The objective of this study was to measure the
level of empathy and its components in medical
students of the city of Córdoba, Argentina.
This was an exploratory, cross-sectional
study conducted in the context of the Helsinki
guidelines. The population was made up of
students from the first through fifth year of the
school of Medicine of Universidad Católica de
Córdoba (UCC), Argentina. Data were collected
in June 2016. The Jefferson Scale of Physician
Empathy (JSPE) was administered, in the Spanish
version for medical students (version S), which
had been validated in Mexico and Chile,17,18 and
culturally adapted to Argentina based on experts’
opinion,19 which had also been used in the study
by Díaz et al.6 In addition to the construct of
overall empathy (E), its three components
or domains were analyzed: compassionate
care (CC), perspective taking (PT), and ability
to stand in someone else’s shoes (ASSES). The
scale was administered confidentially (neutral
operator), once participants had signed the
informed consent. Students’ comprehension of
the culturally adapted scale was pilot-tested.
Data were tested for normality (Kolmogorov-
Smirnov) and homoscedasticity (Levene). The
internal reliability of data was measured using
the total Cronbach’s alpha and this statistics’
values as each element was removed (questions),
an intraclass correlation coefficient, Hotelling’s T2
distribution, and Tukey’s test of non-additivity
were estimated. The mean and standard
deviation were also estimated. A two-factor
analysis of variance (ANOVA) (model III) was
done to establish mean differences between
sexes and school years, and the interaction
between these two factors. Data were described
using single arithmetic diagrams and processed
with the SPSS 22.0® statistical software. The
percentage of development (PD) was considered
the quotient between two magnitudes: a) the
effective difference between the scores observed
in fifth year students minus the score observed
in first year students (D1) compared to b) the
possible difference between the highest empathy
value permitted by the scale (140) in relation
to the effective empathy value among first
year students (D2): PD = D1/D2. The PD is an
indicator that shows the extent of progression
in empathy levels that may be observed in
cross-sectional and longitudinal studies. The
significance level was established at α ≤ 0.05 and
β ≤ 0.20 in all cases.
The population was made up of 497 medical
students; a sample of 306 was analyzed (61.57 %
of the total). The sample stratified by school
year was as follows: first year = 49, second
year = 40, third year = 95, fourth year = 46, and
fifth year = 76. In terms of sex, the sample was
distributed into 195 female students and 111 male
students. The total student population was not
analyzed because a) they were absent or late
for class (125 students) on the day the scale was
administered, b) the instruments were not fully
completed (36 students); or c) they did not agree to
participate voluntarily (30 students). The scale was
not administered to students who were absent to
prevent any potential answer contamination. The
results of the mean and standard deviation of the
study outcome measures and the sample size for
each level and combination of the two factors that
were analyzed for overall empathy and each of its
components are shown in Table 1.
The Kolmogorov-Smirnov test and the
Levene test were not significant (p > 0.05);
data were distributed normally and showed
homoscedasticity. Cronbach’s alpha values
were satisfactory (non-typified = 0.766;
typified = 0.789), and this suggested that
data displayed internal reliability. The total
Cronbach’s alpha value, if an element (question)
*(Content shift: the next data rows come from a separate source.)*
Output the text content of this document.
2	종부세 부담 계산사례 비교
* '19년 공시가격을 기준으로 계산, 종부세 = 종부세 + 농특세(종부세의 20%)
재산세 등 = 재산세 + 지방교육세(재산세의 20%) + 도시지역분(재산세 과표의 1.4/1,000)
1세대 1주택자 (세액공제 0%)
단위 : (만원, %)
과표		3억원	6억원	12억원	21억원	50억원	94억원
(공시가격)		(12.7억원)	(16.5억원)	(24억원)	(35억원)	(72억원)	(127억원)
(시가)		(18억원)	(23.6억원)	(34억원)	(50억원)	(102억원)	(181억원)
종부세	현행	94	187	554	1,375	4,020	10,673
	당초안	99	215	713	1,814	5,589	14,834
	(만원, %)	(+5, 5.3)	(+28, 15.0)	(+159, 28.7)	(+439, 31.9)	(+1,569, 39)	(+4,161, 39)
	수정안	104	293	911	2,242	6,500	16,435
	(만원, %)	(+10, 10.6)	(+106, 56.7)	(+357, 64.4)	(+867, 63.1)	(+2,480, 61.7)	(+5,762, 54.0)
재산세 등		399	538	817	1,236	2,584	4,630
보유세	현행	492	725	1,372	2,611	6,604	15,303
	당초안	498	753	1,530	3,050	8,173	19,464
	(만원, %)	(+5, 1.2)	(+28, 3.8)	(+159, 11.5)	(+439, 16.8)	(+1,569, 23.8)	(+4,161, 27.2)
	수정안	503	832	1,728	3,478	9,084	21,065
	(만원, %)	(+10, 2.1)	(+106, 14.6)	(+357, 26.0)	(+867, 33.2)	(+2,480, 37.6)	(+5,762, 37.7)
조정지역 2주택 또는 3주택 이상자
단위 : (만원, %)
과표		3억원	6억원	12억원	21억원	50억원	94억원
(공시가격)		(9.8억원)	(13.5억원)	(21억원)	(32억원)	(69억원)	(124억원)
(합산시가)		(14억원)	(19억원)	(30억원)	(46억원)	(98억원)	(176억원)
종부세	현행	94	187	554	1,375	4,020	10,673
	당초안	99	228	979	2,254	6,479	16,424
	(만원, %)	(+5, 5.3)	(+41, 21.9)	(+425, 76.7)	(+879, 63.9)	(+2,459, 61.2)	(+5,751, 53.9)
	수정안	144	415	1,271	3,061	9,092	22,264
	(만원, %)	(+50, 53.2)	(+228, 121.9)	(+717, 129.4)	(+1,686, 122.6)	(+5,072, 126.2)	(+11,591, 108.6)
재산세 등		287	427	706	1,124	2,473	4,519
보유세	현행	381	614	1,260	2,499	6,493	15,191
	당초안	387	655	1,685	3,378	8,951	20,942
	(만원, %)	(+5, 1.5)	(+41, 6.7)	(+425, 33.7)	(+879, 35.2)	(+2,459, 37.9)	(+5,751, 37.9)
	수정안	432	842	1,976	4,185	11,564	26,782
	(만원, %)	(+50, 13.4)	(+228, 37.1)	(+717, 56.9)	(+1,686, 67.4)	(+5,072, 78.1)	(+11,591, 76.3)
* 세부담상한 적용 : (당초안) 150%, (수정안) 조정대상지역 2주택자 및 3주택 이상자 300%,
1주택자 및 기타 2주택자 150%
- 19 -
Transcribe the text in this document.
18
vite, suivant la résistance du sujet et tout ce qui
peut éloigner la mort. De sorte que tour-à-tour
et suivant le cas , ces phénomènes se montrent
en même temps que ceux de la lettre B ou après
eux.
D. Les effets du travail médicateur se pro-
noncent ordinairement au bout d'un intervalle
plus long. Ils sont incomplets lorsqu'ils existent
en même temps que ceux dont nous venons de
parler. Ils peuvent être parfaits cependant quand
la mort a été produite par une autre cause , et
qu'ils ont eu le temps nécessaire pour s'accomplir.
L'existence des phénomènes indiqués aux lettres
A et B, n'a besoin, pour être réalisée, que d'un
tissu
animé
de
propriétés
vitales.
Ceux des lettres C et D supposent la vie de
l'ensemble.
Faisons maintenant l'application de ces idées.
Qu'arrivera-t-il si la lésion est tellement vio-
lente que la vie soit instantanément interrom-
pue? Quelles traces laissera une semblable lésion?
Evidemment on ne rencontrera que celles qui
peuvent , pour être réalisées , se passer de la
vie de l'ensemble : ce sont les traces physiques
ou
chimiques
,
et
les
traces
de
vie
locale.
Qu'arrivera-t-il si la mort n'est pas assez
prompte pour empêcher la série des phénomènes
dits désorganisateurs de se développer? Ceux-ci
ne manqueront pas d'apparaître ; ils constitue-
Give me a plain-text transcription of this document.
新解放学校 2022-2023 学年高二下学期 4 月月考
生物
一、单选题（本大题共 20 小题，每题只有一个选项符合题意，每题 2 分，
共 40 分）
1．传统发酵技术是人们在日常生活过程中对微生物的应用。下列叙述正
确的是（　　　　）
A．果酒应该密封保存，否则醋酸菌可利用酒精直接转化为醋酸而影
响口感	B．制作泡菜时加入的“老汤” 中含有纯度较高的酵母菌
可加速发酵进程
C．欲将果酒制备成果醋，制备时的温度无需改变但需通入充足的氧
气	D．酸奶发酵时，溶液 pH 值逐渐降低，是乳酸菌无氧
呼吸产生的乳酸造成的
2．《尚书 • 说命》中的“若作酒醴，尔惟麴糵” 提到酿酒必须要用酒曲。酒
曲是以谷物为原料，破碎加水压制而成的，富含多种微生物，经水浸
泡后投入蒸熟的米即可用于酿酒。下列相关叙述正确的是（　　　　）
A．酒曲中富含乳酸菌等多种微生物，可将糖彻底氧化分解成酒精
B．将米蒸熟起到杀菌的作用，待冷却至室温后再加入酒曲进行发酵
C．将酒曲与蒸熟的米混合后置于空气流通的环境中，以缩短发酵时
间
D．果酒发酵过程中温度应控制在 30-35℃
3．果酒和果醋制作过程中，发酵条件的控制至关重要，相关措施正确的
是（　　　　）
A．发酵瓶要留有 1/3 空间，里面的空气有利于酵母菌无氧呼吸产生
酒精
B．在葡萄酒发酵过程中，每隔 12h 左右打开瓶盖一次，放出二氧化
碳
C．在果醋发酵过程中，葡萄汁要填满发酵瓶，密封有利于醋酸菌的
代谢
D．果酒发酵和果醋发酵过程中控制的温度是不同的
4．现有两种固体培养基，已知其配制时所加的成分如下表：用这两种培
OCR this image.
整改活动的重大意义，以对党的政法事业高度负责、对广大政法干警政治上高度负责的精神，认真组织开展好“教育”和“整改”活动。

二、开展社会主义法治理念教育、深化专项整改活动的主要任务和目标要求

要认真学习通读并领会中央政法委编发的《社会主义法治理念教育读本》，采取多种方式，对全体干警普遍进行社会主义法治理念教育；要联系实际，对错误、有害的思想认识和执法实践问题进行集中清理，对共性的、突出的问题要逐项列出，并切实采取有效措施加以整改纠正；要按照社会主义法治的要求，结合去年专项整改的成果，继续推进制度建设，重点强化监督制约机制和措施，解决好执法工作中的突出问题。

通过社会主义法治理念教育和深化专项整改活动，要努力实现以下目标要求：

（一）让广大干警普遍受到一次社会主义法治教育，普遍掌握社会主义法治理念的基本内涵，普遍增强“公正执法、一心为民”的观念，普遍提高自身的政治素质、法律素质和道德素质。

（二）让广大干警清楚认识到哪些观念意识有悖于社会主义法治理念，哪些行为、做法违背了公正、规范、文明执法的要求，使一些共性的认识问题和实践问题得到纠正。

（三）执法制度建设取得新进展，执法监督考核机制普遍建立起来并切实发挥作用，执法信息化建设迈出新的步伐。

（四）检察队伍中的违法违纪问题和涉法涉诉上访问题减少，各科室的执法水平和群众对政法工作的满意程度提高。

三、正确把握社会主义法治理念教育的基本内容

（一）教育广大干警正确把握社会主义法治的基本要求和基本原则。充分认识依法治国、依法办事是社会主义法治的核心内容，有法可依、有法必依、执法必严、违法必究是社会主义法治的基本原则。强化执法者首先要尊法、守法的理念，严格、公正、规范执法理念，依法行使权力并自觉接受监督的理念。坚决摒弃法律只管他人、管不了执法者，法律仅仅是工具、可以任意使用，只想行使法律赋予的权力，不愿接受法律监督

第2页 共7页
was removed, ranged between 0.744 and 0.777;
and it was inferred that the test showed a high
reliability, regardless of the removal of any
element. The intraclass correlation coefficient
was 0.766 (F = 4.27, p = 0.001), which confirmed
that data were adequately reliable. Hotelling’s T2
test (F = 114.3, p = 0.001) and Tukey’s test of non-
additivity (F = 10.32, p = 0.001) allowed to infer,
in the first case, that the mean values of questions
differed from one another. This demonstrated that
not all questions provided the same value to the
overall mean (5.64) and showed variability among
the answers of the scale. In the second case, it was
inferred that data showed no additive effect (it
Empathy in medical students of Córdoba, Argentina
/ 83
required a sample increase); the methods used for
analysis proved to be adequate.
Table 2 shows the ANOVA results applied
to empathy and each of its components. It was
observed that, for E, the school year (SY) factor
was significant (F = 2.73, p = 0.029); the highest
value was observed in fifth year and the lowest
one, in second year (Table 1, Figure 1.a); the Eta-
squared (0.036) and the observed power (0.752)
were satisfactory; the sex (S) factor showed
highly significant differences (F = 8.05, p = 0.005)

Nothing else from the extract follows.